« Judge Dredd : Les Liens du sang » par John Wagner & co

En attendant le mois de novembre où elles publieront le premier volume d’une intégrale enfin digne de ce nom de la série originelle « Judge Dredd », les éditions Delirium continuent leur amorce d’une nouvelle ère éditoriale française pour cette création mythique issue du non moins mythique megazine 2000 A.D. afin de toucher un nouveau public qui n’a pas forcément eu l’occasion de connaître cette œuvre jusqu’à présent. Après l’album « Origines » (qui comme son titre l’indique présentait les origines du personnage et de l’univers de Méga-City) paru ce printemps, voici donc « Les Liens du sang » qui nous parle de l’incongrue lignée des Dredd…

« Les Liens du sang », c’est un album regroupant six récits parus au début des années 2000 dans… 2000 A.D. Des histoires plutôt contemporaines, donc, mais dont quatre sont signées par le duo originel, Wagner & Ezquerra ! Alors, bien sûr, le temps a passé, mais justement, cela ne se sent pas vraiment, et il est réconfortant et excitant de constater combien les créateurs de « Judge Dredd » continuent de créer de nouvelles histoires de leur série historique des décennies après ses débuts, avec visiblement toujours autant de plaisir. Car l’acuité et la cruelle lucidité (exprimant un humanisme meurtri mais toujours vivant) de John Wagner sont toujours présentes, et même très prégnantes dans ces pages… Et si les vieux fans rabougris et râleurs comme moi auront un peu de mal avec une mise en couleurs plutôt en phase avec son époque (un peu trop photoshopée à mon goût), la moelle de l’œuvre est opérante et le voyage est « terriblement cool »… car l’univers de Dredd est bel et bien là, toujours aussi glacial, de manière presque outrancière pour être sûr de nous faire réagir face à ce que l’on vit dans notre monde réel une fois l’album refermé…

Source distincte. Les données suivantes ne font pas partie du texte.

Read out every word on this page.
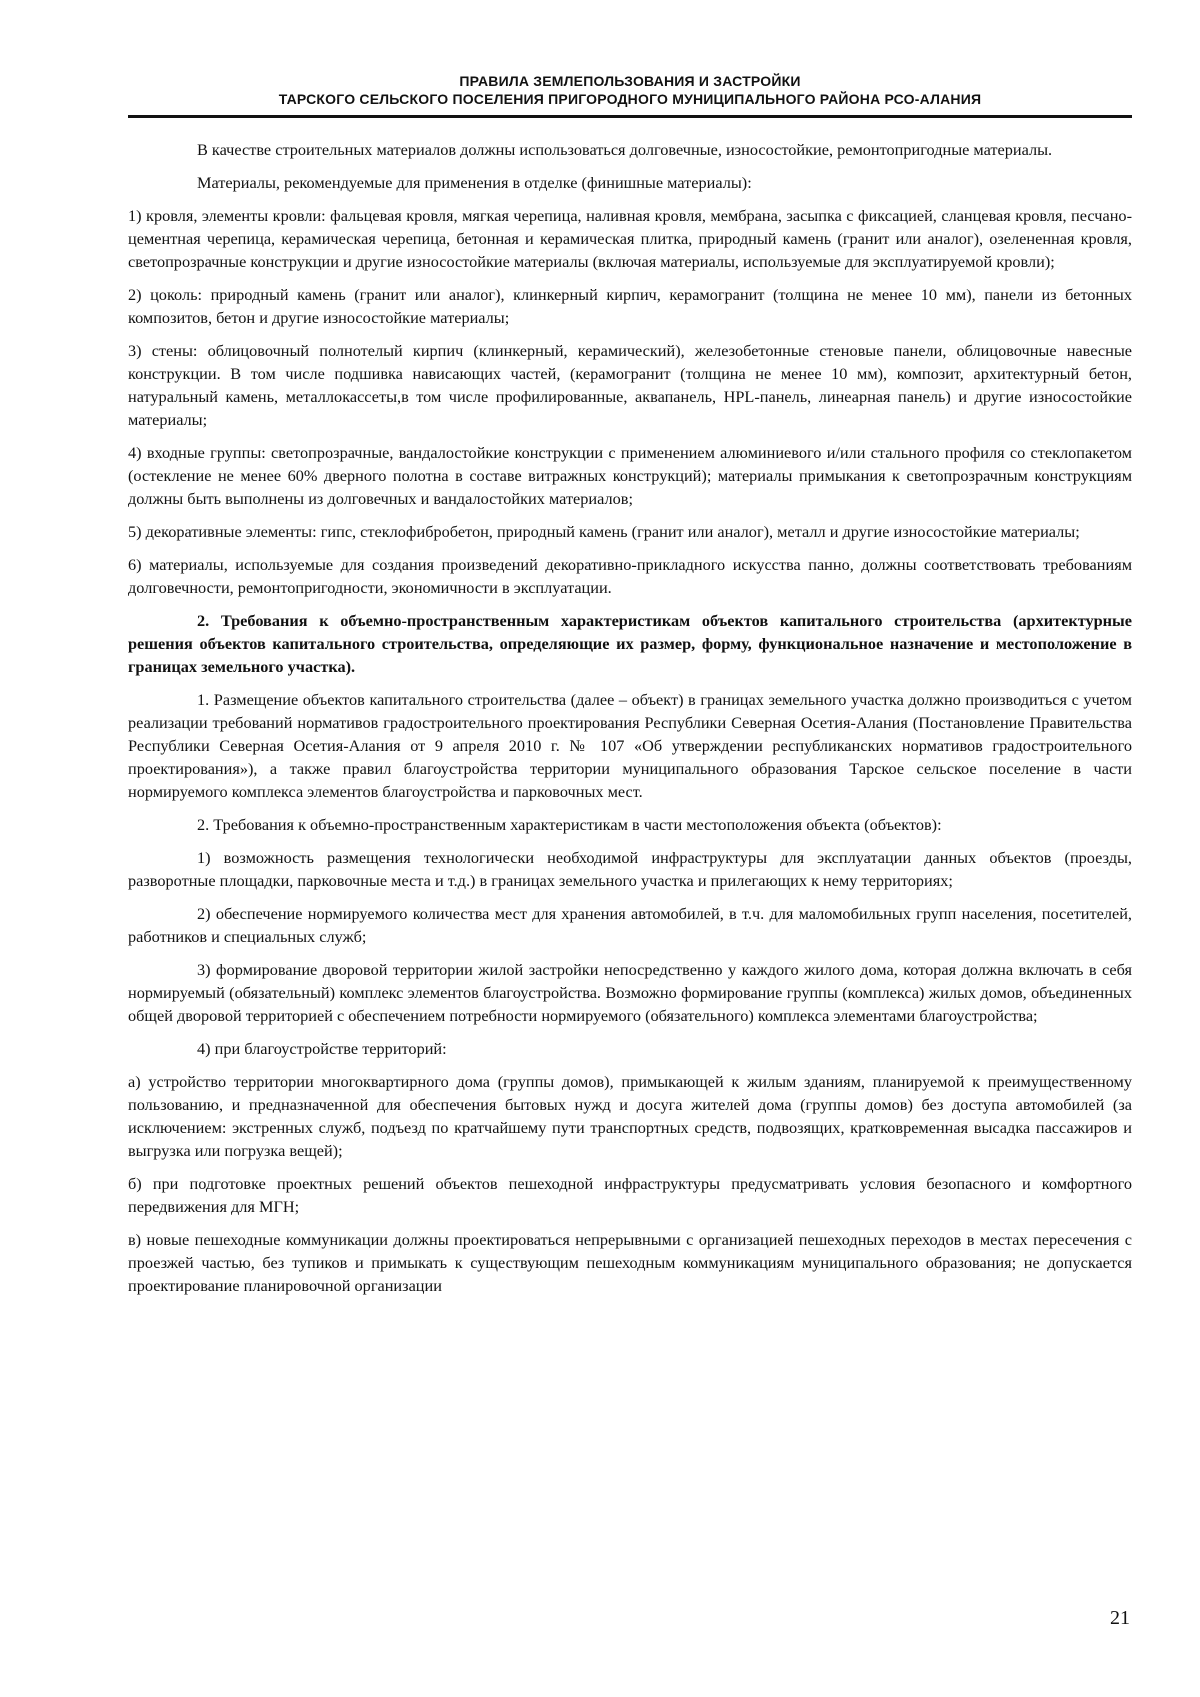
ПРАВИЛА ЗЕМЛЕПОЛЬЗОВАНИЯ И ЗАСТРОЙКИ
ТАРСКОГО СЕЛЬСКОГО ПОСЕЛЕНИЯ ПРИГОРОДНОГО МУНИЦИПАЛЬНОГО РАЙОНА РСО-АЛАНИЯ

В качестве строительных материалов должны использоваться долговечные, износостойкие, ремонтопригодные материалы.

Материалы, рекомендуемые для применения в отделке (финишные материалы):

1) кровля, элементы кровли: фальцевая кровля, мягкая черепица, наливная кровля, мембрана, засыпка с фиксацией, сланцевая кровля, песчано-цементная черепица, керамическая черепица, бетонная и керамическая плитка, природный камень (гранит или аналог), озелененная кровля, светопрозрачные конструкции и другие износостойкие материалы (включая материалы, используемые для эксплуатируемой кровли);

2) цоколь: природный камень (гранит или аналог), клинкерный кирпич, керамогранит (толщина не менее 10 мм), панели из бетонных композитов, бетон и другие износостойкие материалы;

3) стены: облицовочный полнотелый кирпич (клинкерный, керамический), железобетонные стеновые панели, облицовочные навесные конструкции. В том числе подшивка нависающих частей, (керамогранит (толщина не менее 10 мм), композит, архитектурный бетон, натуральный камень, металлокассеты,в том числе профилированные, аквапанель, HPL-панель, линеарная панель) и другие износостойкие материалы;

4) входные группы: светопрозрачные, вандалостойкие конструкции с применением алюминиевого и/или стального профиля со стеклопакетом (остекление не менее 60% дверного полотна в составе витражных конструкций); материалы примыкания к светопрозрачным конструкциям должны быть выполнены из долговечных и вандалостойких материалов;

5) декоративные элементы: гипс, стеклофибробетон, природный камень (гранит или аналог), металл и другие износостойкие материалы;

6) материалы, используемые для создания произведений декоративно-прикладного искусства панно, должны соответствовать требованиям долговечности, ремонтопригодности, экономичности в эксплуатации.

2. Требования к объемно-пространственным характеристикам объектов капитального строительства (архитектурные решения объектов капитального строительства, определяющие их размер, форму, функциональное назначение и местоположение в границах земельного участка).

1. Размещение объектов капитального строительства (далее – объект) в границах земельного участка должно производиться с учетом реализации требований нормативов градостроительного проектирования Республики Северная Осетия-Алания (Постановление Правительства Республики Северная Осетия-Алания от 9 апреля 2010 г. № 107 «Об утверждении республиканских нормативов градостроительного проектирования»), а также правил благоустройства территории муниципального образования Тарское сельское поселение в части нормируемого комплекса элементов благоустройства и парковочных мест.

2. Требования к объемно-пространственным характеристикам в части местоположения объекта (объектов):

1) возможность размещения технологически необходимой инфраструктуры для эксплуатации данных объектов (проезды, разворотные площадки, парковочные места и т.д.) в границах земельного участка и прилегающих к нему территориях;

2) обеспечение нормируемого количества мест для хранения автомобилей, в т.ч. для маломобильных групп населения, посетителей, работников и специальных служб;

3) формирование дворовой территории жилой застройки непосредственно у каждого жилого дома, которая должна включать в себя нормируемый (обязательный) комплекс элементов благоустройства. Возможно формирование группы (комплекса) жилых домов, объединенных общей дворовой территорией с обеспечением потребности нормируемого (обязательного) комплекса элементами благоустройства;

4) при благоустройстве территорий:

а) устройство территории многоквартирного дома (группы домов), примыкающей к жилым зданиям, планируемой к преимущественному пользованию, и предназначенной для обеспечения бытовых нужд и досуга жителей дома (группы домов) без доступа автомобилей (за исключением: экстренных служб, подъезд по кратчайшему пути транспортных средств, подвозящих, кратковременная высадка пассажиров и выгрузка или погрузка вещей);

б) при подготовке проектных решений объектов пешеходной инфраструктуры предусматривать условия безопасного и комфортного передвижения для МГН;

в) новые пешеходные коммуникации должны проектироваться непрерывными с организацией пешеходных переходов в местах пересечения с проезжей частью, без тупиков и примыкать к существующим пешеходным коммуникациям муниципального образования; не допускается проектирование планировочной организации

21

Dans un monde encore humain, les « liens du sang » signifient quelque chose de primordial dans notre existence biologique… mais ici, dans l’univers déshumanisé de Dredd, ce terme prend une autre tournure, plus proche de la multiplication scientifique que de la reproduction naturelle des êtres, en adéquation avec l’effroyable postulat de l’auteur. En effet, la quasi-majorité de ces récits se penche sur la personnalité de Rico, deuxième du nom au sein des Juges, et surtout clone de Dredd. La lignée Fargo, Joe Dredd et Rico 1er trouve donc une continuité dans l’émergence de quelques clones mis sur le marché de la justice, dont ce nouveau Rico qui sert la loi comme le pousse à le faire sa souche génétique : le cadet est pur et dur, implacable, droit dans ses bottes. Il n’en sera pas de même pour un autre clone, Dolman, qui fera un autre choix… Cette série réitère bien le questionnement de l’humanité jusque dans ses failles les plus dramatiques. Tout au long de ces récits, nous assisterons donc à différents choix ou faits de vie que Dredd et ses clones doivent traverser, exprimant leur non-humanité subie/voulue afin de mettre fin à ce qui mine la société.

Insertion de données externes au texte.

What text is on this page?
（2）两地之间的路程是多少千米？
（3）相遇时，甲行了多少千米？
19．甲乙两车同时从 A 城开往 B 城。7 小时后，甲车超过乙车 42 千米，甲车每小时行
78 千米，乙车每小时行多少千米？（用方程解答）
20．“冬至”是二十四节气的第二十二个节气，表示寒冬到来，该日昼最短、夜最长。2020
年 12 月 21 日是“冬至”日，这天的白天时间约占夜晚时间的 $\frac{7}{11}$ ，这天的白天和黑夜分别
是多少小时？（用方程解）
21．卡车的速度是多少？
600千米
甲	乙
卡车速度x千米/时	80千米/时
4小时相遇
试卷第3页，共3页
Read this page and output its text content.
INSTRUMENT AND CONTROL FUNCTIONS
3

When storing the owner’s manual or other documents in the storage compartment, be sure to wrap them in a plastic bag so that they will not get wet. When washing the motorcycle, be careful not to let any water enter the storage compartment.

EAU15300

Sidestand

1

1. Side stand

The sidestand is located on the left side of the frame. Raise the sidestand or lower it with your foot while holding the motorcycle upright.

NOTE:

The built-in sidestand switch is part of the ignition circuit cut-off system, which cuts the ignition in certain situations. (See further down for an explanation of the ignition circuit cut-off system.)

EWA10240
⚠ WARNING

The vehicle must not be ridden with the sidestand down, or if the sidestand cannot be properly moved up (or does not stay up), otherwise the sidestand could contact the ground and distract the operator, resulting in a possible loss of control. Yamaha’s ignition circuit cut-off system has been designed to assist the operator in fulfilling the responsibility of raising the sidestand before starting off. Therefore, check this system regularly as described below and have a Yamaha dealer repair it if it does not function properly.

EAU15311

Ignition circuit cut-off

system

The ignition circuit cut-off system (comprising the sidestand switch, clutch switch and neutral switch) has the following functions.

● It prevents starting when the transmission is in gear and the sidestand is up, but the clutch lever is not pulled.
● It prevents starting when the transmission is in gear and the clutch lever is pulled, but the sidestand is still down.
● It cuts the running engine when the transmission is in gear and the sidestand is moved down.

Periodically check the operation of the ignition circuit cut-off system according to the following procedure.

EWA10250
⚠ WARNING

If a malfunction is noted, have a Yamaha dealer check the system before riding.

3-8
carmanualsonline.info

Contre le crime, la corruption, la perversion, la délinquance, pas de pitié, et donc pas de place pour les sentiments, malgré soi, malgré sa nature qui reste humaine ; mais cela ne mène néanmoins qu’au néant, qu’à l’anéantissement de soi. Il ressort de cette lecture un sentiment de tristesse et de révolte mêlées, poussant à se dresser contre le totalitarisme afin que le sensible, l’empathie, la compassion, l’amour ne disparaissent pas de notre fonctionnement de plus en plus froid et cynique. Un récit, particulièrement, rend compte de cela à travers une parenthèse désenchantée : « Le Sang et le Devoir », sublimement illustré par Colin MacNeil, décrit avec une simplicité effrayante la part d’amour et d’humanité que Judge Dredd croit devoir refuser pour être le plus juste et efficace possible afin de faire régner la loi. Évidemment, ce n’est pas le meilleur choix, car cela fragilise ce que l’on défend, mais l’auteur n’en donne pas d’autre – non pas qu’il dise qu’il n’y en ait pas, mais nous demandant peut-être de réfléchir nous-mêmes à tout ceci après cette lecture. Réussir cela au bout de tout ce temps passé depuis les débuts du Juge, c’est assez remarquable, non ? Inusable, le Wagner. De ceux qui n’ont pas renoncé. De ceux qui continuent de combattre pour la dignité de cette chose étrange et trop contrastée qu’on appelle « humanité ». Sur ce point, « Juge Dredd » reste l’une des bandes dessinées qui ont le plus puissamment interrogé notre dérive commune et individuelle au sein de ce monde moderne.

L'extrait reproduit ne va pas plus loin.